S Privacidade: 1 Meio Processual: REVISTA Decisão: NEGADA A REVISTA Sumário : 1. A afirmação de que «[t]odo o trabalho da A. era dirigido e fiscalizado pela R., através do seu sócio-gerente […]», encerra um juízo de valor só possível de ser alcançado mediante o recurso a critérios de ordem jurídico-normativa e integra-se no thema decidendum, pelo que não pode figurar na matéria de facto a atender.

  1. Não resultando dos factos provados que a autora executasse a prestação da sua actividade, sob a orientação da ré, nem que tivesse de respeitar um horário previamente definido por esta, não ocorre o preenchimento cumulativo dos cinco requisitos previstos na versão original do artigo 12.º do Código do Trabalho de 2003 para se presumir a existência de um contrato de trabalho, pelo que não é possível atender à presunção estabelecida naquela norma.

  2. Apesar de não valer, nesse caso, a presunção constante no sobredito artigo, nada obsta a que o trabalhador, ainda assim, prove que existia um contrato de trabalho.

  3. Operada a apreciação global dos factos-índice provados, não se pode concluir que a relação contratual estabelecida entre a autora e a ré se deva qualificar como um contrato de trabalho, já que os aludidos factos-índice ou são incaracterísticos ou apontam em sentido diverso, sendo que o ónus da prova relativo aos factos de que se pudesse concluir pela existência de tal contrato impendia sobre a autora.

    Decisão Texto Integral: Acordam na Secção Social do Supremo Tribunal de Justiça: I 1.

    Em 22 de Agosto de 2006, no Tribunal do Trabalho de Penafiel, AA instaurou acção declarativa, com processo comum, emergente de contrato individual de trabalho contra BB – MEDICINA LABORAL, L.da, pedindo que a ré fosse condenada (i) a reconhecer que a resolução do contrato de trabalho, por sua iniciativa, foi efectuada com justa causa e (ii) a pagar-lhe a quantia de € 29.255, relativa a subsídios de férias e de Natal, comissões, salário e indemnização de antiguidade, acrescida de juros de mora, à taxa legal, desde a citação até efectivo pagamento.
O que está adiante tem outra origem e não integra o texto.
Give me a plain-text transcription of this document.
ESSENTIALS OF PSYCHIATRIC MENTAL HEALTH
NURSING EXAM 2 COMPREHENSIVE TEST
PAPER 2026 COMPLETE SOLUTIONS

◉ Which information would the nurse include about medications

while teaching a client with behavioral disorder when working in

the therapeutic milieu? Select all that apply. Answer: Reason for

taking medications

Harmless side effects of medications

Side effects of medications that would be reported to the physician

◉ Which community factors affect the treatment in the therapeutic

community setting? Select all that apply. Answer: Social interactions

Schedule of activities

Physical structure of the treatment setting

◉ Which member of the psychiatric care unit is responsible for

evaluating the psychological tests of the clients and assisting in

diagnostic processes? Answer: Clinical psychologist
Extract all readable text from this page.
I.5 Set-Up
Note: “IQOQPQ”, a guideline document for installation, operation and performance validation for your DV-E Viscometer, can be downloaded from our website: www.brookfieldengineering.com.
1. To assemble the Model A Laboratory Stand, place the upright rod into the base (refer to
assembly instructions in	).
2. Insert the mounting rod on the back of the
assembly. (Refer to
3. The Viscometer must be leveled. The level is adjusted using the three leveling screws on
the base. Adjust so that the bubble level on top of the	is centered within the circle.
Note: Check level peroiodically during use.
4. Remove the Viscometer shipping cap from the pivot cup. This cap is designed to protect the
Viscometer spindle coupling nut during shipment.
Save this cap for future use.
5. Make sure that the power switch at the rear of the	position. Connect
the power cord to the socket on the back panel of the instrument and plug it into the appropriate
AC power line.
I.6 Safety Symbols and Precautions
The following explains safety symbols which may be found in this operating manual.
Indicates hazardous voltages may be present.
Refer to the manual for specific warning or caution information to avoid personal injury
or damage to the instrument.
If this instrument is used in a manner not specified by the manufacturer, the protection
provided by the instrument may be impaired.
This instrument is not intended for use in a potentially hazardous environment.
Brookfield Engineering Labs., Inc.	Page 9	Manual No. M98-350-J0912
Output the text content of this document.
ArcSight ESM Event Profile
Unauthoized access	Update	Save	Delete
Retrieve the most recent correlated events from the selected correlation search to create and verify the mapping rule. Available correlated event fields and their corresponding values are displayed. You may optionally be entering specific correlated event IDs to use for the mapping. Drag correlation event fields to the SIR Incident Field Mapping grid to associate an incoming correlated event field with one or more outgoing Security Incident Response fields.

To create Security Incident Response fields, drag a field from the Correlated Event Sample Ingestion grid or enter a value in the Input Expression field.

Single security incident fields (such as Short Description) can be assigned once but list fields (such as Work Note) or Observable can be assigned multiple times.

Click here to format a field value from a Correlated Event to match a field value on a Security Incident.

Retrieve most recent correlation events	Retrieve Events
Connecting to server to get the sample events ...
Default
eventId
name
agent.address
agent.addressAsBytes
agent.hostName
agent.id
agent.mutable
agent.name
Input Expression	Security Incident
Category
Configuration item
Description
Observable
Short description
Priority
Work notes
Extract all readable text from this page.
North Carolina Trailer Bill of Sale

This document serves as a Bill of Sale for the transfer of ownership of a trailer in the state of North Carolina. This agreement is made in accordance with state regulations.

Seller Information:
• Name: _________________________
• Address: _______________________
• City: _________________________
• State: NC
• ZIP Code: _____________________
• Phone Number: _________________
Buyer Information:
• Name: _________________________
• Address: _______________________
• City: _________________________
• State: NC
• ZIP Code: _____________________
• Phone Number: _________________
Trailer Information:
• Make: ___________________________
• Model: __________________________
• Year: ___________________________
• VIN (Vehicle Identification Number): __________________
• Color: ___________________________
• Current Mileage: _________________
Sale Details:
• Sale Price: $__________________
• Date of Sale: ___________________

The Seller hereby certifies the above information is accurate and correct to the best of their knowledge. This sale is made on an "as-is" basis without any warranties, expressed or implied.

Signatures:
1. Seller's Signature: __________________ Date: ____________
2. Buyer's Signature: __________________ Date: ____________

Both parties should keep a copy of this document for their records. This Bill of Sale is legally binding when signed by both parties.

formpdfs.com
    Alegou, em suma, que foi admitida ao serviço da ré, em Abril de 2004, para, sob a autoridade, indicações e direcção da ré, contactar e angariar clientes para esta, auferindo a retribuição mensal de € 1.400, acrescida de comissões de 12% sobre as vendas, e que, em 30 de Agosto de 2005, fez cessar o contrato de trabalho, por sua iniciativa, alegando justa causa, designadamente, falta de pagamento de subsídios de férias e Natal, de comissões e de retribuição, bem como falta de gozo de férias, sendo certo que a ré não lhe pagou as quantias que reclama.

    A ré contestou, alegando que o contrato ajustado foi de prestação de serviço e não de trabalho, tendo a autora respondido e concluído como na petição inicial.

    Após o julgamento, foi proferida sentença que julgou a acção improcedente e, em consequência, absolveu a ré dos pedidos formulados pela autora.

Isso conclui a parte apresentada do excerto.